Wow, Winter Wonderland is up and running in Hyde Park, its whirling wheels and funspikes now visible through the trees from Marble Arch. The big spectacle ahead is the collection of white and mauve globes which've been hung all the way down Oxford Street. We've seen them all before, of course, but from up here on the top deck they're just a fraction larger. Look, M&S has gone a bit purple. Some of the trees have been draped with lights. Selfridges has a series of tinsel-dressed windows with a rockstar theme. Quick, look at the feathers down Bond Street as we go by.

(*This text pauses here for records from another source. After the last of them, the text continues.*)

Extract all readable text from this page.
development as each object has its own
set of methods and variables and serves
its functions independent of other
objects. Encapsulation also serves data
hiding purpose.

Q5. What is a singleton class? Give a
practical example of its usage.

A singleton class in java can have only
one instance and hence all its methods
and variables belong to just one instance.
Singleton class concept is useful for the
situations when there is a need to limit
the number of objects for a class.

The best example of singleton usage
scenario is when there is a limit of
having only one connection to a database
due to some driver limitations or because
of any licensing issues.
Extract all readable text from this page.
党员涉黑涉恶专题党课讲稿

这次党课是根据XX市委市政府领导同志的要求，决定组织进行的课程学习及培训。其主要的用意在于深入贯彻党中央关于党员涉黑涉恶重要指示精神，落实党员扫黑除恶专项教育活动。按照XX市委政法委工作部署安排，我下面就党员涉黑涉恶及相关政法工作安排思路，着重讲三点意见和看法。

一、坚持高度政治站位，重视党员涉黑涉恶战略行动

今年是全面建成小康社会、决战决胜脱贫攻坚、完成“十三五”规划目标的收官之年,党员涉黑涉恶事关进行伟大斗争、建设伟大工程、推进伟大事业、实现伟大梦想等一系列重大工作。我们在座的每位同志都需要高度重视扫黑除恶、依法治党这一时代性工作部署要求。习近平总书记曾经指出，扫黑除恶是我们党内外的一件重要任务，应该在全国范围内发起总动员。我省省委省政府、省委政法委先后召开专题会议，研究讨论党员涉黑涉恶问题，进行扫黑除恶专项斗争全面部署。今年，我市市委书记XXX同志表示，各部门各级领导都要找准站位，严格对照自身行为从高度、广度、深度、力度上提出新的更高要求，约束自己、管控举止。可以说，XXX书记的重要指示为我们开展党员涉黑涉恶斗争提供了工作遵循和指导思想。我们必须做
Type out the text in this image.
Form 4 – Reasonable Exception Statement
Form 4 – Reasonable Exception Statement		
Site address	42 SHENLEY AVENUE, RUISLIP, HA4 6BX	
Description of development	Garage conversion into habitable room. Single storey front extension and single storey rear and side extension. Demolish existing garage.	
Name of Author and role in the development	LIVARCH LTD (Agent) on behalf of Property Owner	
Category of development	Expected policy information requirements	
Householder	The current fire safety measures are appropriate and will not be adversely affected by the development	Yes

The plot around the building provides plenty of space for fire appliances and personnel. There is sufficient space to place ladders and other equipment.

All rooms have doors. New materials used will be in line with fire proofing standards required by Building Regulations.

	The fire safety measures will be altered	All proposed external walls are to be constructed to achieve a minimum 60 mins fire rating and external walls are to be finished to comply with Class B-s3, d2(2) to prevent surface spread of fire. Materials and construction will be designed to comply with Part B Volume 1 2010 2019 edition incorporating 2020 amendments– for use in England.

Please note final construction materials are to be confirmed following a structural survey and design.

The lights covering the front of House of Fraser are a shade creamier than those covering John Lewis. The radiant colours surrounding Oxford Circus are brighter than all those dull old globes put together.
Travelling down Oxford Street took me ten minutes, which isn't fast, but could've been a lot worse. Most of the delay was waiting at the traffic lights, not getting stuck behind other buses. A lot of the upper decks were quite empty. A lot of the upper decks were quite full.
Regent Street's angels are damned impressive. Their flashing fishnets light up the street with a kinetic dazzle. The Japanese tourists in the seat behind me have been forced to take a series of sub-optimal photos and are now mutely apoplectic. A chain of white snowflakes disappears off down New Burlington Street. Hamleys is Hamleys is Hamleys. The absolutely blinding adverts at Piccadilly Circus make no reference whatsoever to the fact that Christmas is coming. On the top deck of a 23 going the other way, a man has dangled his phone over the handrail to video the magnificent stream of angels as they unfold.
A shoal of radiant white octopuses hovers above Coventry Street. Jermyn Street has distant angels. Trafalgar Square doesn't yet have its underwhelming Christmas tree. Now barely half a mile from home, the traffic ahead is appalling. Strand is a clogged queue, some of it buses, but most of it actually taxis. It takes a full twenty minutes to crawl to the end of the route at Aldwych, but at least this gives me longer to enjoy the glowing branded baubles of the Northbank Christmas lights. I cannot understand why everyone else got off and walked. Wow, what a lightshow it was. All hail the 23!
So here's the catch. Tonight route 23 runs from Westbourne Park to Aldwych via the West End hotspots of Oxford Street, Regent Street and Trafalgar Square. Tomorrow it doesn't. Tomorrow it gets merged with route 10, which runs from King's Cross to Hammersmith. Tomorrow route 23 only gets as far as Marble Arch before diverting down the far side of Hyde Park, then heading back west to terminate at Hammersmith. Tomorrow route 23 becomes a route nobody would ever want to ride end to end, and route 10 is scrapped forever.
This merger of routes 23 and 10 removes two bus routes from Oxford Street, so should have been brilliantly timed. Oxford Street was due to be pedestrianised in December 2018, so these buses were no longer needed. Crossrail was due to be opening in December 2018, so a rail alternative would be available instead. Alas the pedestrianisation of Oxford Street has been scrapped, and Crossrail has stalled, but the hybridisation of routes 23 and 10 is going ahead anyway, with route 23 becoming a twiddly bus which bends back on itself along an irrationally devious route.
Which means today is the last day route 23 is The Best Bus Route For Seeing London's Christmas Lights. From tomorrow you'll have to take route 139 instead, which misses out on Marble Arch but still connects the lightshows on Oxford Street, Regent Street and the Strand. Or, if my early evening experience is anything to go by, forget that and just find yourself a bus that goes down Regent Street. The angels were great, but the other 90 minutes were a completely underwhelming waste of time.